Cuando no puede dormir, él piensa que debería leer. Le gusta hacerlo pero no en ese momento. Prefiere pensar pero en nada importante. Imagina cosas que no sean ni buenas ni malas para dormir en calma. A veces se pregunta si en verdad tendría algo importante en qué pensar. ¿Hay una idea profunda que le produzca insomnio? Le preocupa no dar con eso. Tal vez sólo se ocupa de temas menores porque no se le ocurre algo superior.
Con luna llena o cerca de las montañas, él no puede dormir. Esta limitación podría estar prestigiada por el magnetismo y la influencia telúrica, pero nadie se ha interesado en ella. Él se considera bastante singular por este defecto, lo mismo que por su tendencia a detener los relojes pulsera. Hay algo misterioso en su interior -un peculiar drama alpino-, pero no ha logrado que ella lo considere misterioso, al menos no por eso.
En las horas que pasa en vela, él redacta imaginarias cartas para los periódicos. Argumenta sus quejas con gran exactitud. A las cinco de la mañana siempre tiene razón.
Nunca apunta las ideas que se le ocurren en la vigilia porque sospecha que si no las recuerda no valen la pena. Al día siguiente las recuerda, y no valen la pena.
A veces se distrae recordando los hábitos nocturnos de una mujer que conoció en otro tiempo, o acaso en una película, para ganar independencia respecto a la que vuelve a reír a su lado por un autor muerto hace trescientos años, pero le cuesta evadirse. Un pie toca de pronto el suyo o un mosquito aporta su zumbido.
Durante los ratos en los que ella no lo deja dormir, él piensa en cualquier cosa hasta que “pensar” se convierte en una manera de ser haragán. Dice algo para indicar que está despierto y que eso no le importa. Él la acaricia o ella lo acaricia, a esas horas da lo mismo.
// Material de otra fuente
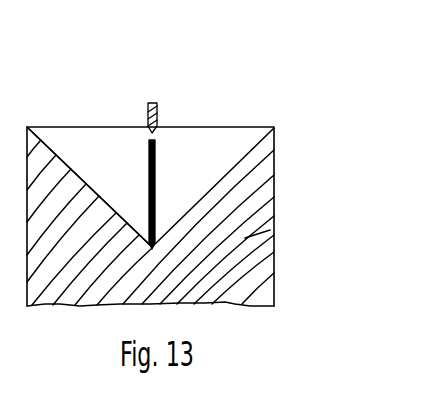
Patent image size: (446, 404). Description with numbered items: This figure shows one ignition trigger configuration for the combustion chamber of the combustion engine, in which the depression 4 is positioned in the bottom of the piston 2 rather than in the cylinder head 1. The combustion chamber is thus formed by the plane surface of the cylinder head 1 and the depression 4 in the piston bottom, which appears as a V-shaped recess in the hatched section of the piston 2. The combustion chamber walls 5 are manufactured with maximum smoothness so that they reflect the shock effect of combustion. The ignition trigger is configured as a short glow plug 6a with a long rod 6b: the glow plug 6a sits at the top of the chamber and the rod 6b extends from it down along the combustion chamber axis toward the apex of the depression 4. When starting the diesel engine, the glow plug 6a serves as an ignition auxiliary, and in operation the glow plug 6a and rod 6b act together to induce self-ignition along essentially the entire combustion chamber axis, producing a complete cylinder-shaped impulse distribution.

The cylinder head 1 is at (243, 126).
The piston 2 is at (274, 216).
The depression 4 is at (197, 177).
The combustion chamber walls 5 is at (72, 165).
The glow plug 6a is at (157, 117).
The rod 6b is at (147, 183).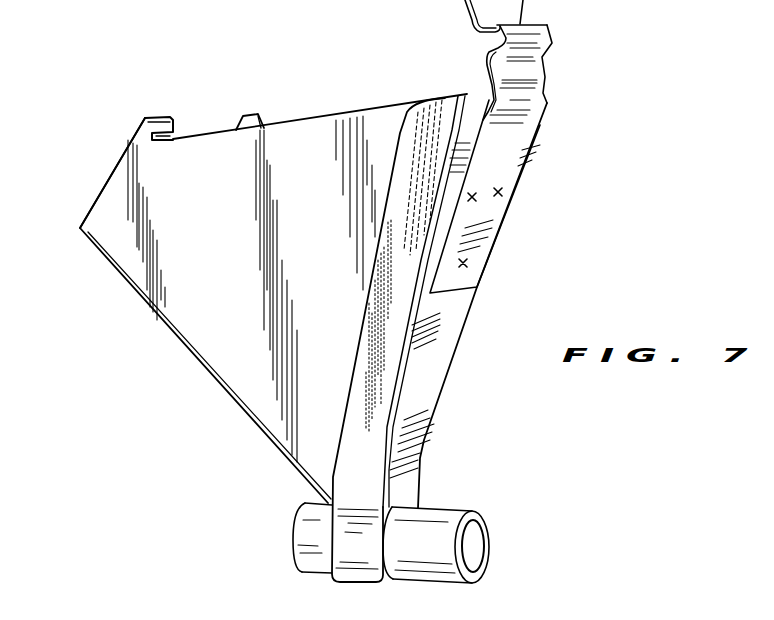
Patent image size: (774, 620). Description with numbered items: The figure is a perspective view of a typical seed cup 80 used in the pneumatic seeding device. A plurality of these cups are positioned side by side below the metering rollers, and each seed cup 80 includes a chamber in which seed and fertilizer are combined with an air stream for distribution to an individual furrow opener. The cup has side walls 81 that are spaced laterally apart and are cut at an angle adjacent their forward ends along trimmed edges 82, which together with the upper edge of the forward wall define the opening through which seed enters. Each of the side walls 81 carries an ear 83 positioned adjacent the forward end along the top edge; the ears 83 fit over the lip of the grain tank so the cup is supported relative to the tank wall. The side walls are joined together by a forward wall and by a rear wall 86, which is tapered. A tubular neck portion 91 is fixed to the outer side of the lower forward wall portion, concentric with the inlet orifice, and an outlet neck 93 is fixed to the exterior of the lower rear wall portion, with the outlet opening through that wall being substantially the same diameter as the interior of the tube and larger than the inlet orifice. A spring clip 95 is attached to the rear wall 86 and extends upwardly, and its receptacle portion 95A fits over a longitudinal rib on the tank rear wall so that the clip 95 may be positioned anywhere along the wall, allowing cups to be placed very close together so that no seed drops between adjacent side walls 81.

Poco después, ella se vuelve a dormir con la luz prendida. Él se levanta, apaga la lámpara, tropieza con la pantufla, rodea la cama con excesiva parsimonia y reflexiona en lo que ella habrá leído. Cierra los ojos y sabe que dormirá pronto.
Al día siguiente resulta que pasaron buena noche. Si no durmieran de ese modo, no podrían dormir.